Another article on KM mistakes / myths, this time from Michael Gilbert at Nonprofit Online News: Seven Knowledge Management Mistakes.  As always, see the full piece for details on each of these mistakes.

  1. Let's Go Shopping!
  2. Taxonomy Too!
  3. Mixed Messages
  4. "Best" Practices
  5. Documental Illness
  6. Another Thing to Read
  7. The Work of Art

What all of these mistakes have in common, as their underlying cause, is something that I call the Tyranny of the Tangible. I have written about this in more detail elsewhere: Both technology and content are more tangible than communication and learning. This tangibility makes it both easier and more compelling for us to base our knowledge management design on their dynamics, aesthetics, objectives, and paradigms.

This is the first time I've run across Gilbert, and I really like this idea of the Tyranny of the Tangible*.  Essentially, since the evidence of knowledge (books, papers, presentations, recordings, software) is much easier to see and handle, we tend to focus on that.  It's like the classic parable of the drunk looking for his keys under the street lamp "because the light is brighter" rather than down the street where he dropped them. 
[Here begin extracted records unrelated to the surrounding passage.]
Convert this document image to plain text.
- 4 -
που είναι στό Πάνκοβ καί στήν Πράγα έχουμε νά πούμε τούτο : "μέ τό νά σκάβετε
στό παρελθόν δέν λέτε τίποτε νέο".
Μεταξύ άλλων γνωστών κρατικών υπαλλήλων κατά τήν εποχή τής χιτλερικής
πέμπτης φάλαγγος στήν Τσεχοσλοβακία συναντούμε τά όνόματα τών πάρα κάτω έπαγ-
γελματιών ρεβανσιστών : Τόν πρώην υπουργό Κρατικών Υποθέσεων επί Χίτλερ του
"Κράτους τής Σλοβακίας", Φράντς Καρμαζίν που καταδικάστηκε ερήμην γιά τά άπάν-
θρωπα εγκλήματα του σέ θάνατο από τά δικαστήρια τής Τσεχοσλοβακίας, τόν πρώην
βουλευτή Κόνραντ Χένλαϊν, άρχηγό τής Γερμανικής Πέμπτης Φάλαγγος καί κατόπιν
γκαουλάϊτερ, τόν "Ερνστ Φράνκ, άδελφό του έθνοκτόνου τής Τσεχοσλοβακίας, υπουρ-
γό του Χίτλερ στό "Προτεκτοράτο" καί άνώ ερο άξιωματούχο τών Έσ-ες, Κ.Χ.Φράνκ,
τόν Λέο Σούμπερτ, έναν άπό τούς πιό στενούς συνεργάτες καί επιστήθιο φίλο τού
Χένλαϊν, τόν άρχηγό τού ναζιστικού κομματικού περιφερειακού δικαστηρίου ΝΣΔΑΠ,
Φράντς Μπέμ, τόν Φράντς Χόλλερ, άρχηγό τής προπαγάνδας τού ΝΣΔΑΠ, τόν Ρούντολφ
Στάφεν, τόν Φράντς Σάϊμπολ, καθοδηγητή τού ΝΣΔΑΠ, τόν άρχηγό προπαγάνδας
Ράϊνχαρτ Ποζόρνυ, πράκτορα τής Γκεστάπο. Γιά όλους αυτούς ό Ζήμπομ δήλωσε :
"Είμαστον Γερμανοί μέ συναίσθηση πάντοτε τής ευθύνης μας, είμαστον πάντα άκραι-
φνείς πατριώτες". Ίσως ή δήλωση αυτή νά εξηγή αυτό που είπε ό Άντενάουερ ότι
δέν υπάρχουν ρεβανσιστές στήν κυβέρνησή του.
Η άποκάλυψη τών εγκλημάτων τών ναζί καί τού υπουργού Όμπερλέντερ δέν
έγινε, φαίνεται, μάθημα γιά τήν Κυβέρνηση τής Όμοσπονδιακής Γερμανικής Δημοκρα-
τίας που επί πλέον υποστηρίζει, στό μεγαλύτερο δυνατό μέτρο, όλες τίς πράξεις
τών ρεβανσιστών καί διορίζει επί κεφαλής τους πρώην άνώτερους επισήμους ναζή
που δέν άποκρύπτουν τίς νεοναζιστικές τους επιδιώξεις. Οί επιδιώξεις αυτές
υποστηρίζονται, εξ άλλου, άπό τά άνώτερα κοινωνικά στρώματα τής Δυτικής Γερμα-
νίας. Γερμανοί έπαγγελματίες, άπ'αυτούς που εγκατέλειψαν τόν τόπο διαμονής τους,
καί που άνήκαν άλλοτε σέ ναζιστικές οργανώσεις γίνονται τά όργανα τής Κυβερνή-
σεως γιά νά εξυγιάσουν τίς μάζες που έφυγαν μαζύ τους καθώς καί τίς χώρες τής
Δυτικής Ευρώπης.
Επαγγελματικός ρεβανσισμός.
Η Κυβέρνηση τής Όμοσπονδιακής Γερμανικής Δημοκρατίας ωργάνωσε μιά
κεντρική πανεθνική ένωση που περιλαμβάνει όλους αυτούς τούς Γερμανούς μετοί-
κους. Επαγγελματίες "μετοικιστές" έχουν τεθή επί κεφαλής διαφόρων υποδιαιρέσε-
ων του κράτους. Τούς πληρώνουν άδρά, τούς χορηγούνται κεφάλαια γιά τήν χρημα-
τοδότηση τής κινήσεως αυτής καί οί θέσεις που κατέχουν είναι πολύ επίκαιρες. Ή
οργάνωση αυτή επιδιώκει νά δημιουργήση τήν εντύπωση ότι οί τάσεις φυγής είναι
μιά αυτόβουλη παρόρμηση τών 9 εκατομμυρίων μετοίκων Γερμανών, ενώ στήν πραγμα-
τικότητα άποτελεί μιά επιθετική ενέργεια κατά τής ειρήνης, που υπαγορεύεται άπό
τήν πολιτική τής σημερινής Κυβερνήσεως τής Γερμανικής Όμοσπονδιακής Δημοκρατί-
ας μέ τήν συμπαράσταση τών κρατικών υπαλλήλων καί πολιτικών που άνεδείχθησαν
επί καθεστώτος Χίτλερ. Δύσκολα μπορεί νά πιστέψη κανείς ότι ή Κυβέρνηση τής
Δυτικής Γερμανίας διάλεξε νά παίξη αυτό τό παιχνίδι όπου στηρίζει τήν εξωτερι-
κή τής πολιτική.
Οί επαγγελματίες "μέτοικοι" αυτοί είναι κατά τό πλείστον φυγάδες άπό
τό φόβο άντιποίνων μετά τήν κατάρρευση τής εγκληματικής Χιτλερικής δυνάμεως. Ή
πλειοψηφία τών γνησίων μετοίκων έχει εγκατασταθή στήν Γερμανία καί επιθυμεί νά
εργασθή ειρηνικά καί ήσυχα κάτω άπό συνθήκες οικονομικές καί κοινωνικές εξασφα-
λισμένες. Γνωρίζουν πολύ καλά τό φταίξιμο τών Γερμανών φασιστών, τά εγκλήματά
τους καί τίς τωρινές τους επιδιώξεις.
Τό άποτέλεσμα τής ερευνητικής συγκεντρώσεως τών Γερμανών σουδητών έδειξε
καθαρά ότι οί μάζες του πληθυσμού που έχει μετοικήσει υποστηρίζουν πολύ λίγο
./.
Instead, we should really look at how knowledge is transmitted and shared and developed: the dimension that cannot be made tangible.  And what are we doing with it in the first place?  How does it help meet personal and organizational goals?  How do we communicate?  Once you have a good understanding of the critical processes, then think about the tangible stuff that needs to be managed to support the processes.

* I couldn't find an explicit reference by Gilbert on Tyranny of the Tangible, but Gilbert's article on Nonprofit KM touches on it, and this piece at FutureVisions (author unclear) talks about it in terms of performance evaluations.